Hello! I'm not intimately familiar with this project so I'm not sure whether this is relevant, but the problem can be reproduced using both no-GIL and GIL Python.
I think there might be another possible factor going on here (not tested).
If Python is creating the thread states with PyThreadState_New and PyThreadState_Swap, without using the PyGILState APIs, then I think it might be the case that PyO3 detaches that thread state and creates a new separate thread state implicitly when calling PyGILState_Ensure.
If that's the case, we probably need to figure out a way to wire up the same thread state inside the py.detach calls.

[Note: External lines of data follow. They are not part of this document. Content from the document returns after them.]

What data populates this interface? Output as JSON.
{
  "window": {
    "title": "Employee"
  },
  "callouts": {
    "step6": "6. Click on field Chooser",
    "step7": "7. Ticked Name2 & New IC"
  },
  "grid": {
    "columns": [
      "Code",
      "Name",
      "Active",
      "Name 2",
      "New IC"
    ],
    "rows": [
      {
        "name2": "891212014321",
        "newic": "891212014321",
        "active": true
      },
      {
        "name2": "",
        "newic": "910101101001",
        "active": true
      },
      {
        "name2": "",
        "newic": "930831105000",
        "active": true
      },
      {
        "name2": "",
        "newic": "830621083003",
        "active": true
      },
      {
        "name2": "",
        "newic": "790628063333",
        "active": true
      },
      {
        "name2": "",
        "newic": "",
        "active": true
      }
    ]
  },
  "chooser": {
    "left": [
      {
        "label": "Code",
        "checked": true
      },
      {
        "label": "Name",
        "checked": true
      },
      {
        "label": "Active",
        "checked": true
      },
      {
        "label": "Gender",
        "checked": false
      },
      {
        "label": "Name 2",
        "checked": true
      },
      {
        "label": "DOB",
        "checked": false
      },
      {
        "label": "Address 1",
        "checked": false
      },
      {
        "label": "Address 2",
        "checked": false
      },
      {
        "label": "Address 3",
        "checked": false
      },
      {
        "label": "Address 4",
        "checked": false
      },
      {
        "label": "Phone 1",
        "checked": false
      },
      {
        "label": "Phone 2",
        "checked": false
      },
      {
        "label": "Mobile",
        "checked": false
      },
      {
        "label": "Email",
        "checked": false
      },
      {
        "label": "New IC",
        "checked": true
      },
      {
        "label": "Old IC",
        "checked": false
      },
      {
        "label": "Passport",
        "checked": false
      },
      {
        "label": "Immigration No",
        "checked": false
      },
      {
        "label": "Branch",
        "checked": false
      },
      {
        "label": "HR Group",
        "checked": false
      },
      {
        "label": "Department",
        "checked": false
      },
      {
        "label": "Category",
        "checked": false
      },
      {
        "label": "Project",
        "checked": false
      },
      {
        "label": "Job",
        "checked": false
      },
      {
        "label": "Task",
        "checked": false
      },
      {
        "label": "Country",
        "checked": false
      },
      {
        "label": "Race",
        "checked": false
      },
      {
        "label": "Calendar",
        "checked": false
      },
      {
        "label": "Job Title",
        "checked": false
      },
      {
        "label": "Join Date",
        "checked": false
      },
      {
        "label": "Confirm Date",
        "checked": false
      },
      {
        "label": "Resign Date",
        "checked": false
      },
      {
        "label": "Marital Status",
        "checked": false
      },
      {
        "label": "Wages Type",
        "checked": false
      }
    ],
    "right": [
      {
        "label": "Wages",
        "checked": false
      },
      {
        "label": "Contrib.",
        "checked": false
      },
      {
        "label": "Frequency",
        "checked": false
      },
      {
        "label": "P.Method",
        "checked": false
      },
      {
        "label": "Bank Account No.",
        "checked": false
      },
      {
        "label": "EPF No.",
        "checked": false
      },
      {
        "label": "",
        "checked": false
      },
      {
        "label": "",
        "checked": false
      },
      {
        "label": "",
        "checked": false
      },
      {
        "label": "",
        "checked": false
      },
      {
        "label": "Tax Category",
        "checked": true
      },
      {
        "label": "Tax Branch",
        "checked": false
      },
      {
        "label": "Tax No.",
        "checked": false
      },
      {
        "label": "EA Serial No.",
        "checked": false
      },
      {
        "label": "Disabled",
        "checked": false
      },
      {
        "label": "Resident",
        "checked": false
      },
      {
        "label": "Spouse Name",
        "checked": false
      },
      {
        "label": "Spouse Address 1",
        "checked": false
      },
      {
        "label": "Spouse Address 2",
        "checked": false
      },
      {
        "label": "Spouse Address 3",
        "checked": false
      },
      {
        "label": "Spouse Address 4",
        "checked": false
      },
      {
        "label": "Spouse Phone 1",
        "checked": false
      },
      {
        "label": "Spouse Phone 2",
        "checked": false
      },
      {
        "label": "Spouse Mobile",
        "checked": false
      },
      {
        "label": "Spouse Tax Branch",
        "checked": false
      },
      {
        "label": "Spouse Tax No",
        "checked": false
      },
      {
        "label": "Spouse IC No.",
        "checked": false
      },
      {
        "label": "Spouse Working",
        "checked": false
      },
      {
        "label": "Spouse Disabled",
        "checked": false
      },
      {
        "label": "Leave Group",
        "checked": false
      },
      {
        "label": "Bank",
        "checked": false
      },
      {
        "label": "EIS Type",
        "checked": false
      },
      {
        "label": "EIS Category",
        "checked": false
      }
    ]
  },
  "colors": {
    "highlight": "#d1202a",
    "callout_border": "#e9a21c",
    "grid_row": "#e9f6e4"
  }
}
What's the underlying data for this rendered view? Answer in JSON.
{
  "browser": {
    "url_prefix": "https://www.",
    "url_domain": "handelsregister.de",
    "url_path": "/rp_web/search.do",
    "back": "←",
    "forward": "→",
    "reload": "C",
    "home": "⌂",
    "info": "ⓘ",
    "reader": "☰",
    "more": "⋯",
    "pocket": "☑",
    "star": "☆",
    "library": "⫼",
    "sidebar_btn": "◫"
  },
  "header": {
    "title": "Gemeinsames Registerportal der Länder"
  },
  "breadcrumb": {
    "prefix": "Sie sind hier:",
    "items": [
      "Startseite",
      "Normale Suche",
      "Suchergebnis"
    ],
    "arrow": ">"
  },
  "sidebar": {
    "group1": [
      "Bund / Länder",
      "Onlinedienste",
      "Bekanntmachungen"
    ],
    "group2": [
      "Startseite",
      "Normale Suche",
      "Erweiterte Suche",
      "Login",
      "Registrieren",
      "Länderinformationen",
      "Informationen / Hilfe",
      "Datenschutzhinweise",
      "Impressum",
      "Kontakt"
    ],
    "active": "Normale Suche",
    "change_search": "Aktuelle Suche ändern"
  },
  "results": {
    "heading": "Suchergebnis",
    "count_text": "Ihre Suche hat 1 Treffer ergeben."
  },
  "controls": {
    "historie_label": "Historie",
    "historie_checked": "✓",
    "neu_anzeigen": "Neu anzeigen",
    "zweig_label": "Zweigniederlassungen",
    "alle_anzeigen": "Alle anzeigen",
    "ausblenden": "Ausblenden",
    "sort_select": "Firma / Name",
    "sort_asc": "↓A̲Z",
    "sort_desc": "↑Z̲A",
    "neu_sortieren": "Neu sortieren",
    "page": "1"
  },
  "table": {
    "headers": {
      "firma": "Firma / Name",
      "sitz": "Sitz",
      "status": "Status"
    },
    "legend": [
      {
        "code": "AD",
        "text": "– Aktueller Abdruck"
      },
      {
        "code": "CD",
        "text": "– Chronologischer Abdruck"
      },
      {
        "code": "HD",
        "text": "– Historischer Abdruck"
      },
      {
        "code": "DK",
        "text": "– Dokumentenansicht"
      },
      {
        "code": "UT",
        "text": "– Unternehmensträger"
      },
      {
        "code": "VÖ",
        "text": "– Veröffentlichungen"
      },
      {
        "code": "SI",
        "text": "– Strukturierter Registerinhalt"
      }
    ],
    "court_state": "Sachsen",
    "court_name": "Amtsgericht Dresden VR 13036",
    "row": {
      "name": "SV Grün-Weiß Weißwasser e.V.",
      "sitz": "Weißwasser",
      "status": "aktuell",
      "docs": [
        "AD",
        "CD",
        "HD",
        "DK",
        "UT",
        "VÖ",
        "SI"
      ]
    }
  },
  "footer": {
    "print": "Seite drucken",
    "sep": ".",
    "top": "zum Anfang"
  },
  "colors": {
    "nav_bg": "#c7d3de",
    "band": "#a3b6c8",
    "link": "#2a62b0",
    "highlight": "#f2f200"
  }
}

However this is also related to #3646 which would propose that ALL TLS is reset when running inside a py.detach() call. I can see that that would be unhelpful, however (and is the main reason why that PR got stuck) 🤔
I wonder if the new threads_inherit_context option has any bearing here: https://docs.python.org/3/using/cmdline.html#envvar-PYTHON_THREAD_INHERIT_CONTEXT. Maybe storing state in context variables would help? The option is on by default on the free-threaded build but needs to be opted into on the GIL-enabled build. Presumably in the future it will become the default because IMO it makes context managers and asyncio behave in a way that makes syntactic sense in Python.